Sukses

Tips Terhindar Beli Daging Gelonggongan Jelang Ramadan ala Guru Besar Unair

Helmi menjelaskan, daging gelonggongan dapat dilihat secara fisik. Yakni, melalui rembesan air dari daging yang cukup banyak. Jika disentuh, tekstur daging terasa lebih lembek dan warnanya lebih pucat.

Liputan6.com, Surabaya - Guru Besar Kesehatan Masyarakat Veteriner (Kesmavet) Fakultas Kedokteran Hewan (FKH) Universitas Airlangga (Unair) Surabaya, Mustofa Helmi Effendi menyoroti fenomena daging gelonggongan yang acap kali beredar menjelang Ramadan.

"Penyediaan daging gelonggongan merupakan salah satu bentuk pelanggaran animal welfare. Jika tidak ada tindakan tegas, itu akan sangat merugikan masyarakat," ujarnya, Selasa (29/3/2022).

Dalam penggelonggongan daging, oknum akan memasukkan air sebanyak-banyaknya pada sapi hidup. Itu bermaksud untuk menambah berat daging saat penjualan. Hewan menjadi kesulitan berdiri secara normal.

“Sapi dengan kondisi sulit berdiri akibat penekanan sistem otot hingga hanya bisa terbaring. Inilah yang menjadi alibi peternak untuk segera menyembelih hewannya,” ucapnya.

Helmi menjelaskan, daging gelonggongan dapat dilihat secara fisik. Yakni, melalui rembesan air dari daging yang cukup banyak. Jika disentuh, tekstur daging terasa lebih lembek dan warnanya lebih pucat.

“Biasanya dalam 1 kilogram daging sapi gelonggongan, terdapat kandungan 300 gram air di dalamnya. Hal ini sangat merugikan konsumen,” ucapnya.

Helmi juga memberikan tips membeli daging. Jika ingin membeli daging, masyarakat hendaknya memilih daging yang digantung.

“Masyarakat harus mengetahui fungsi utama teknik hanging (digantung). Dengan posisi daging digantung, air akan keluar dari daging,” katanya.

“Tidak perlu pusing dan khawatir. Bila memang belum bisa membedakan secara langsung, beli di supermarket saja yang sudah terjamin kualitasnya. Namun, jika terpaksa membeli di pasar tradisional, masyarakat perlu menghindari pembelian daging yang diletakkan di meja,” imbau Helmi.

 

2 dari 2 halaman

Edukasi

Daging gelonggongan merupakan bentuk cheating meat yang masuk dalam kategori tindak pidana yang harus ditindak secara hukum. Namun, hingga saat ini, masih ada kendala secara teknis terkait indikasi pasti dalam penggelonggongan sapi.

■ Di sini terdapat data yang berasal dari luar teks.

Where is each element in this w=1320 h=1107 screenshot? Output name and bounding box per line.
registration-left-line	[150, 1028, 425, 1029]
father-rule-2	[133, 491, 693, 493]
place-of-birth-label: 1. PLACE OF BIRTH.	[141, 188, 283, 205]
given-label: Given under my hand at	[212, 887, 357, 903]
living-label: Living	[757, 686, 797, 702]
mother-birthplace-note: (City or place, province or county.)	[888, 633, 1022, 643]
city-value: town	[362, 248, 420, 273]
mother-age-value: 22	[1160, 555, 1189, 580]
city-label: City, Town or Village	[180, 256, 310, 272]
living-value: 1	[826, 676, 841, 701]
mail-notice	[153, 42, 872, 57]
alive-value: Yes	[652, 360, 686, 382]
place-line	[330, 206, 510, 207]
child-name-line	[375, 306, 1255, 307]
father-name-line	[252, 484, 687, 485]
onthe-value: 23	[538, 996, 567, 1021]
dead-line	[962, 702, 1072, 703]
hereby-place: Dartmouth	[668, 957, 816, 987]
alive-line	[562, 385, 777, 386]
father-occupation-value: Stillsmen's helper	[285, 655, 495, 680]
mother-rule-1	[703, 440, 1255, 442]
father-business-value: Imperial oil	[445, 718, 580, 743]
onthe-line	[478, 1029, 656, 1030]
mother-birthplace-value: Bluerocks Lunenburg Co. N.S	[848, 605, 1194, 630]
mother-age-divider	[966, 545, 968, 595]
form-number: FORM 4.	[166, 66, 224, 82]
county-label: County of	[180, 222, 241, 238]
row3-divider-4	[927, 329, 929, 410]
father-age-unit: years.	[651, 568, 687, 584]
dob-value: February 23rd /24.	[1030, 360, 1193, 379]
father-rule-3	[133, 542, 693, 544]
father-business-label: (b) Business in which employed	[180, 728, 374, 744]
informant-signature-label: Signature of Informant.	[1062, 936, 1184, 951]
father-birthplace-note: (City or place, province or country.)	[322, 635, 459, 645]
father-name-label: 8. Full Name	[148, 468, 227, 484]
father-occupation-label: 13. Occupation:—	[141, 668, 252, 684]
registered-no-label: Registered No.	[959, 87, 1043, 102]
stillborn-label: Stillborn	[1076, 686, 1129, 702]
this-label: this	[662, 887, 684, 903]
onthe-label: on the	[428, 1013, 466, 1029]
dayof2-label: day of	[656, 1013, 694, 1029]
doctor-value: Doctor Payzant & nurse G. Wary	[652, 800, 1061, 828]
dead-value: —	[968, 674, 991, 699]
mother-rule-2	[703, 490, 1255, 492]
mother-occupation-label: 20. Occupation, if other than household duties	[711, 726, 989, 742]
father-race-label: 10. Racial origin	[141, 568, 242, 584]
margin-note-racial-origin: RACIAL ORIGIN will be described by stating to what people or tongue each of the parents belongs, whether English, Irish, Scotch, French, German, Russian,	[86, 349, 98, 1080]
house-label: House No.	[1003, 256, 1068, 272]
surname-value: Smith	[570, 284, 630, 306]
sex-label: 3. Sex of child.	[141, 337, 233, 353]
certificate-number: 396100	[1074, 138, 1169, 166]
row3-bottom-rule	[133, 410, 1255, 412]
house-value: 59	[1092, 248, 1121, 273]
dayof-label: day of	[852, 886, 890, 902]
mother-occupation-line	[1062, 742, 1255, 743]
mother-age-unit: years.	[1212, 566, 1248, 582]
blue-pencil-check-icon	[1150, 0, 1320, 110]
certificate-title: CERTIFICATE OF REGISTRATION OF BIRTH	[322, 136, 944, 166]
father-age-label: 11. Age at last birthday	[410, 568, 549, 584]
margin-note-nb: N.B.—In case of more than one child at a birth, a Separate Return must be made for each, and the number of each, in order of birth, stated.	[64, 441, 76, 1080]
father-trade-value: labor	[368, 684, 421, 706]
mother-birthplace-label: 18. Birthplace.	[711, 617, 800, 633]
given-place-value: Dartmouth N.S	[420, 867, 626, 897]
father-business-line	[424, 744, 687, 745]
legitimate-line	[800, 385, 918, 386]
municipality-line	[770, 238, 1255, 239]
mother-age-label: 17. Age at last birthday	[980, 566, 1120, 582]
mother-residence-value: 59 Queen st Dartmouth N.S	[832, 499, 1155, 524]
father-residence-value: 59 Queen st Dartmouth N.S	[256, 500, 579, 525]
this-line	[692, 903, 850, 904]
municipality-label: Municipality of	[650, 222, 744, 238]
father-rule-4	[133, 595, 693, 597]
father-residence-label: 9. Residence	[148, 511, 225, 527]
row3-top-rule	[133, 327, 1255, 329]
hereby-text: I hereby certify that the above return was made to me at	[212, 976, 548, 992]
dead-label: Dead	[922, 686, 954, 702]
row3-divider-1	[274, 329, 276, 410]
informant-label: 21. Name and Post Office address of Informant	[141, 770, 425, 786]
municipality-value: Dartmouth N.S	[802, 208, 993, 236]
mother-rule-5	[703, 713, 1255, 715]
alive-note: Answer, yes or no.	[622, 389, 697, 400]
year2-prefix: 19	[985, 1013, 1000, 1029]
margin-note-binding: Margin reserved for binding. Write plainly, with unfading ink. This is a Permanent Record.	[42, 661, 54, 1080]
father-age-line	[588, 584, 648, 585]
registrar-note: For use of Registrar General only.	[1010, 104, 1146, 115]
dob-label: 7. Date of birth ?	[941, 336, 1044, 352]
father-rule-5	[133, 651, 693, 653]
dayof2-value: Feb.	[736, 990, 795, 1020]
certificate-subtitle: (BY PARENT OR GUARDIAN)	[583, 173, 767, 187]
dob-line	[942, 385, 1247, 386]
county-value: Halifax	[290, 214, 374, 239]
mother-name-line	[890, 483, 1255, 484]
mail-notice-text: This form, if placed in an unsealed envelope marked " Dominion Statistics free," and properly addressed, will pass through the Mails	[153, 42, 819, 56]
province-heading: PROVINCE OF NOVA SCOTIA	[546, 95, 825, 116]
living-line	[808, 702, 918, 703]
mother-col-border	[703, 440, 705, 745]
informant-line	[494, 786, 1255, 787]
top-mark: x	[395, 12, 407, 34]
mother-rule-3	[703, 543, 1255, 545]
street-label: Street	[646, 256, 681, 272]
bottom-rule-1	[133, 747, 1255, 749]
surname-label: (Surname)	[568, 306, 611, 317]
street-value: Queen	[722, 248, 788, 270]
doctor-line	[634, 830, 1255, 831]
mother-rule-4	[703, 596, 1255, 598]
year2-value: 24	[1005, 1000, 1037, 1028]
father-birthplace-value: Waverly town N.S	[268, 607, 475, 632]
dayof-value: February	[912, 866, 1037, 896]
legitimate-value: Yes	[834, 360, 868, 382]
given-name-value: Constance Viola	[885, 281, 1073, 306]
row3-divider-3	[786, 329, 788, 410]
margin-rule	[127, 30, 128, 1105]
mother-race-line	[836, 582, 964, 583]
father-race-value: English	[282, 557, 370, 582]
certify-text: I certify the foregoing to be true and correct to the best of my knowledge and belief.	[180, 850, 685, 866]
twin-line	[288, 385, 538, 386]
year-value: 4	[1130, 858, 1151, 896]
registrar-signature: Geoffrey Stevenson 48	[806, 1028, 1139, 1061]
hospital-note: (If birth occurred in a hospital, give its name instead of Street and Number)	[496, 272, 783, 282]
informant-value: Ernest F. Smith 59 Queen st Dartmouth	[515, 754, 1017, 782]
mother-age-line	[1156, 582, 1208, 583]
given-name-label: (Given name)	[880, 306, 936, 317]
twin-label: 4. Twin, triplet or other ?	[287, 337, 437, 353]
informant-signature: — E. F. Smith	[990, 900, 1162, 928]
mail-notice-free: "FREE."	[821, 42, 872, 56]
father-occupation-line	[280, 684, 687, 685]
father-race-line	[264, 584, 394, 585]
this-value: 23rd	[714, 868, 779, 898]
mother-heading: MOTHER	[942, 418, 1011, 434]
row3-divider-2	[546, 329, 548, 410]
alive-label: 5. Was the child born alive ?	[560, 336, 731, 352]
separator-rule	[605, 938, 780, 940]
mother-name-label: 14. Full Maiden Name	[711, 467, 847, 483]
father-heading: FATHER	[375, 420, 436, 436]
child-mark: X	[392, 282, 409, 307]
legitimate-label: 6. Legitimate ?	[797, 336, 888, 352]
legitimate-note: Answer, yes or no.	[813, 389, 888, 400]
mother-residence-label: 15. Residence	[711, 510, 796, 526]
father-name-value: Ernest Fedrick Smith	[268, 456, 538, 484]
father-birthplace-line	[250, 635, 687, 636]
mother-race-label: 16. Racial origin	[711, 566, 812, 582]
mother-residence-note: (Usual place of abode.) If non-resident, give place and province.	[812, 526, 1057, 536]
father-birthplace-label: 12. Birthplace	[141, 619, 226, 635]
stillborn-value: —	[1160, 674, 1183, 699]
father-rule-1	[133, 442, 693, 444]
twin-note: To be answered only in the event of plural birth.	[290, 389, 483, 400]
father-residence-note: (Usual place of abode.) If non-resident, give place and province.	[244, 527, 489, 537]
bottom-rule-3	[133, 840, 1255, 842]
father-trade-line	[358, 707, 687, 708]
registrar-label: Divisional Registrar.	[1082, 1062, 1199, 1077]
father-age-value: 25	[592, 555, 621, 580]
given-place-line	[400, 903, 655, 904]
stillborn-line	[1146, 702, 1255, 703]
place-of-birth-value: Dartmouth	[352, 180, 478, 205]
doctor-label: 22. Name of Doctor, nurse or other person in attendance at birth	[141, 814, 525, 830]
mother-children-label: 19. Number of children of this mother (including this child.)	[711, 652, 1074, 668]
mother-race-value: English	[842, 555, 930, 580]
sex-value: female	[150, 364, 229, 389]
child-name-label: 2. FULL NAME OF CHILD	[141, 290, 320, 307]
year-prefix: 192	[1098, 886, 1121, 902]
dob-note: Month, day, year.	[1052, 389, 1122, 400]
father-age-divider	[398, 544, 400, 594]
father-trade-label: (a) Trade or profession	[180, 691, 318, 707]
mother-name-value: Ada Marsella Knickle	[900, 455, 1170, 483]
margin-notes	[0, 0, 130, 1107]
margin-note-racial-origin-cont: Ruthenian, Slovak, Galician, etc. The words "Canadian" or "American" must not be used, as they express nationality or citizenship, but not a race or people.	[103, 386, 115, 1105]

“Ke depan perlu ada pelatihan pada peternak, dokter muda, bahkan masyarakat dalam mengidentifikasi kondisi sapi yang dilakukan penggelonggongan. Sehingga, akan ada indikator pasti yang dapat ditetapkan secara hukum sebagai tindak pidana upaya penggelonggongan sapi,” ujar Helmi.

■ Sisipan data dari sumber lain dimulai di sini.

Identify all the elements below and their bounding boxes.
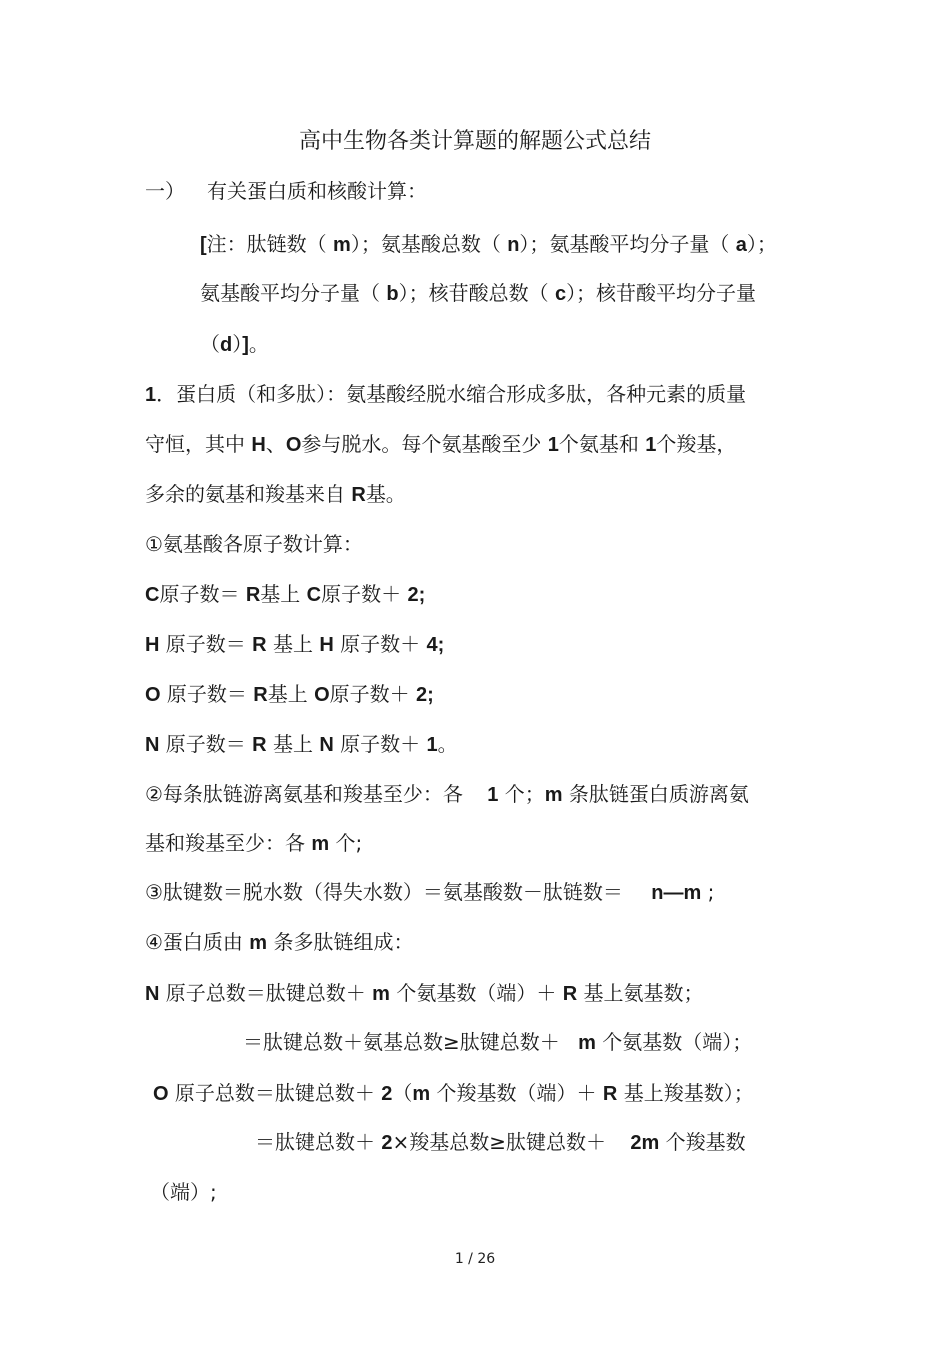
formula-text: ＝肽键总数＋氨基总数≥肽键总数＋ <box>243 1030 567 1054</box>
section-heading-1 <box>145 178 427 204</box>
formula-text: 原子数＝ <box>159 732 253 756</box>
var-m: m <box>544 784 563 806</box>
item-text: 、 <box>265 432 286 456</box>
item-text: 守恒，其中 <box>145 432 252 456</box>
item-1-line-3 <box>145 481 406 508</box>
note-text: ）；核苷酸平均分子量 <box>566 281 757 305</box>
formula-text: 原子数＋ <box>329 682 417 706</box>
item-text: 多余的氨基和羧基来自 <box>145 482 352 506</box>
punct: ; <box>418 584 426 606</box>
note-bracket-open: [ <box>200 234 207 256</box>
punct: ; <box>701 880 715 904</box>
note-text: ）；核苷酸总数（ <box>398 281 555 305</box>
note-var-a: a <box>735 234 747 256</box>
item-text: 参与脱水。每个氨基酸至少 <box>301 432 548 456</box>
item-text: 个氨基和 <box>558 432 646 456</box>
formula-text: 个羧基数（端）＋ <box>430 1081 603 1105</box>
var-m: m <box>578 1032 596 1054</box>
number: 2 <box>407 584 419 606</box>
item-text: ．蛋白质（和多肽）：氨基酸经脱水缩合形成多肽，各种元素的质量 <box>156 382 747 406</box>
formula-text: 基上 <box>266 732 320 756</box>
number: 2 <box>381 1132 393 1154</box>
formula-o-total-line-1 <box>153 1080 754 1107</box>
group-r: R <box>245 584 261 606</box>
group-r: R <box>602 1083 618 1105</box>
punct: 。 <box>437 732 458 756</box>
note-text: 注：肽链数（ <box>206 232 334 256</box>
formula-text: 个羧基数 <box>659 1130 746 1154</box>
formula-text: 条肽链蛋白质游离氨 <box>562 782 749 806</box>
note-text: ） <box>232 332 243 356</box>
element-o: O <box>145 684 161 706</box>
formula-text: ④蛋白质由 <box>145 930 250 954</box>
item-text: 个羧基， <box>656 432 737 456</box>
formula-text: 基上羧基数）； <box>617 1081 754 1105</box>
item-text: 基。 <box>365 482 406 506</box>
formula-text: 个氨基数（端）； <box>595 1030 753 1054</box>
formula-text: 原子数＋ <box>333 732 427 756</box>
note-text: 氨基酸平均分子量（ <box>200 281 387 305</box>
formula-o-atoms <box>145 681 434 708</box>
item-1-line-1 <box>145 381 746 408</box>
element-c: C <box>306 584 322 606</box>
formula-text: 原子总数＝肽键总数＋ <box>168 1081 382 1105</box>
formula-text: 个； <box>498 782 545 806</box>
formula-text: 条多肽链组成： <box>267 930 414 954</box>
element-n: N <box>145 734 160 756</box>
section-number: 一） <box>145 179 185 203</box>
note-text: ）；氨基酸总数（ <box>350 232 508 256</box>
subheading-1: ①氨基酸各原子数计算： <box>145 532 363 556</box>
note-var-m: m <box>333 234 351 256</box>
formula-o-total-line-2 <box>255 1129 746 1156</box>
formula-text: 个; <box>329 831 363 855</box>
formula-text: 基上 <box>260 582 307 606</box>
formula-text: ＝肽键总数＋ <box>255 1130 382 1154</box>
subheading-4 <box>145 929 413 956</box>
formula-n-total-line-1 <box>145 980 704 1007</box>
var-m: m <box>372 983 390 1005</box>
subheading-2-line-2 <box>145 830 362 857</box>
number: 2 <box>416 684 428 706</box>
note-var-c: c <box>554 283 567 305</box>
number: 1 <box>426 734 438 756</box>
element-h: H <box>145 634 160 656</box>
formula-o-total-line-3: （端）; <box>150 1180 217 1204</box>
note-text: ）；氨基酸平均分子量（ <box>519 232 736 256</box>
formula-text: 原子总数＝肽键总数＋ <box>159 981 373 1005</box>
document-title: 高中生物各类计算题的解题公式总结 <box>298 129 651 154</box>
group-r: R <box>252 734 267 756</box>
var-m: m <box>311 833 330 855</box>
note-var-d: d <box>220 334 233 356</box>
punct: ; <box>427 684 434 706</box>
number: 2 <box>381 1083 393 1105</box>
number-1: 1 <box>547 434 559 456</box>
element-c: C <box>145 584 160 606</box>
group-r: R <box>351 484 366 506</box>
formula-text: （ <box>392 1081 413 1105</box>
formula-text: 原子数＝ <box>159 632 253 656</box>
item-number: 1 <box>145 384 157 406</box>
expr-2m: 2m <box>630 1132 660 1154</box>
punct: ; <box>437 634 445 656</box>
group-r: R <box>562 983 578 1005</box>
note-var-n: n <box>507 234 520 256</box>
element-n: N <box>319 734 334 756</box>
formula-text: ③肽键数＝脱水数（得失水数）＝氨基酸数－肽链数＝ <box>145 880 630 904</box>
formula-text: 基上 <box>267 682 315 706</box>
formula-h-atoms <box>145 631 444 658</box>
group-r: R <box>252 634 267 656</box>
expr-n-minus-m: n—m <box>651 882 702 904</box>
formula-n-total-line-2 <box>243 1029 752 1056</box>
note-var-b: b <box>386 283 399 305</box>
formula-c-atoms <box>145 581 425 608</box>
formula-text: 原子数＋ <box>333 632 427 656</box>
number: 4 <box>426 634 438 656</box>
formula-text: 基和羧基至少：各 <box>145 831 312 855</box>
formula-text: ×羧基总数≥肽键总数＋ <box>392 1130 613 1154</box>
number-1: 1 <box>645 434 657 456</box>
subheading-3 <box>145 879 714 906</box>
element-h: H <box>251 434 266 456</box>
number-1: 1 <box>487 784 499 806</box>
element-o: O <box>285 434 302 456</box>
note-text: （ <box>200 332 220 356</box>
element-n: N <box>145 983 160 1005</box>
note-line-2 <box>200 280 756 307</box>
group-r: R <box>253 684 268 706</box>
page-number: 1 / 26 <box>454 1251 496 1267</box>
var-m: m <box>412 1083 431 1105</box>
formula-text: ②每条肽链游离氨基和羧基至少：各 <box>145 782 470 806</box>
formula-text: 原子数＝ <box>159 582 246 606</box>
note-text: 。 <box>248 332 269 356</box>
formula-n-atoms <box>145 731 458 758</box>
note-bracket-close: ] <box>242 334 249 356</box>
formula-text: 原子数＝ <box>160 682 254 706</box>
section-heading-text: 有关蛋白质和核酸计算： <box>207 179 427 203</box>
note-line-1 <box>200 231 777 258</box>
formula-text: 原子数＋ <box>321 582 408 606</box>
element-o: O <box>153 1083 169 1105</box>
formula-text: 个氨基数（端）＋ <box>389 981 563 1005</box>
item-1-line-2 <box>145 431 736 458</box>
formula-text: 基上 <box>266 632 320 656</box>
formula-text: 基上氨基数； <box>577 981 704 1005</box>
subheading-2-line-1 <box>145 781 749 808</box>
var-m: m <box>249 932 268 954</box>
note-line-3 <box>200 331 269 358</box>
element-o: O <box>314 684 330 706</box>
note-text: ）； <box>746 232 777 256</box>
element-h: H <box>319 634 334 656</box>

Edukasi kepada masyarakat harus terus dilakukan. Agar, mashyarakat dapat terhindar dari kerugian pembelian daging gelonggongan.

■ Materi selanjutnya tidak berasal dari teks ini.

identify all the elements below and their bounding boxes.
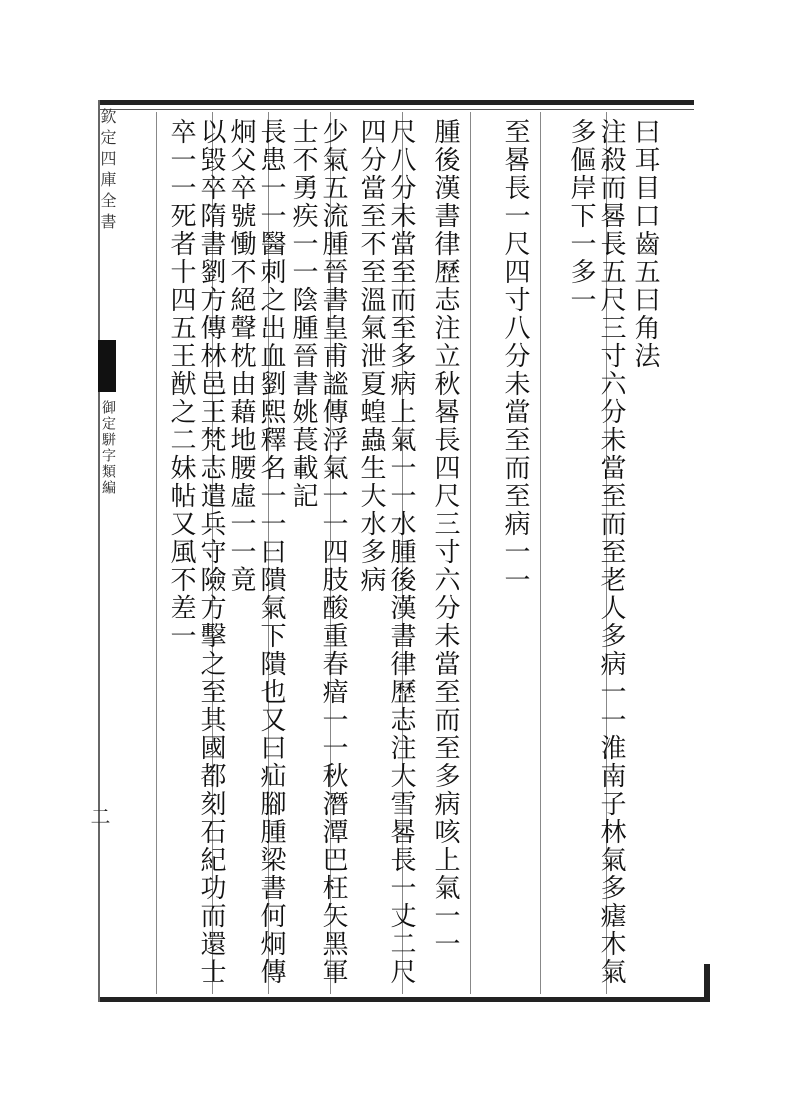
- column-divider: [470, 112, 471, 994]
- column-text: 尺八分未當至而至多病上氣一一水腫後漢書律歷志注大雪晷長一丈二尺四分當至不至溫氣泄夏蝗蟲生大水多病: [356, 118, 416, 986]
- text-column-8: [166, 118, 226, 988]
- text-column-5: [356, 118, 416, 988]
- text-column-6: [288, 118, 348, 988]
- text-column-7: [226, 118, 286, 988]
- column-text: 以毀卒隋書劉方傳林邑王梵志遣兵守險方擊之至其國都刻石紀功而還士卒一一死者十四五王猷之二妹帖又風不差一: [166, 118, 226, 986]
- text-column-4: [430, 118, 462, 988]
- margin-subtitle: 御定駢字類編: [100, 400, 116, 496]
- text-column-2: [566, 118, 626, 988]
- margin-title: 欽定四庫全書: [98, 108, 117, 234]
- top-border: [98, 100, 694, 105]
- column-text: 長患一一醫刺之出血劉熙釋名一一曰隤氣下隤也又曰疝腳腫梁書何炯傳炯父卒號慟不絕聲枕由藉地腰虛一一竟: [226, 118, 286, 986]
- column-text: 少氣五流腫晉書皇甫謐傳浮氣一一四肢酸重春瘖一一秋潛潭巴枉矢黑軍士不勇疾一一陰腫晉書姚萇載記: [288, 118, 348, 986]
- column-text: 曰耳目口齒五曰角法: [630, 118, 660, 370]
- text-column-3: [500, 118, 532, 988]
- top-border-inner: [98, 109, 694, 110]
- right-border-tab: [704, 964, 710, 1002]
- column-text: 注殺而晷長五尺三寸六分未當至而至老人多病一一淮南子林氣多瘧木氣多傴岸下一多一: [566, 118, 626, 986]
- text-column-1: [630, 118, 662, 988]
- column-divider: [156, 112, 157, 994]
- fish-tail-mark: [98, 340, 116, 392]
- page-number: 二: [87, 806, 111, 826]
- column-text: 腫後漢書律歷志注立秋晷長四尺三寸六分未當至而至多病咳上氣一一: [430, 118, 460, 958]
- column-divider: [540, 112, 541, 994]
- column-text: 至晷長一尺四寸八分未當至而至病一一: [500, 118, 530, 594]
- bottom-border: [98, 997, 708, 1002]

“Tugas akademisi adalah harus melakukan sosialisasi melalui KEI, yakni komunikasi, informasi, dan edukasi kepada masyarakat dalam mengetahui fungsi teknik hanging (penggantungan daging),” ucap Helmi.

Wakil dekan III FKH Unair Surabaya ini berpesan masyarakat tidak takut dalam dan semakin cerdas membeli daging sapi. "Sebab, jika masayarakat takut, dikhawatirkan akan semakin banyak peredaran daging gelonggongan di pasaran," ujarnya.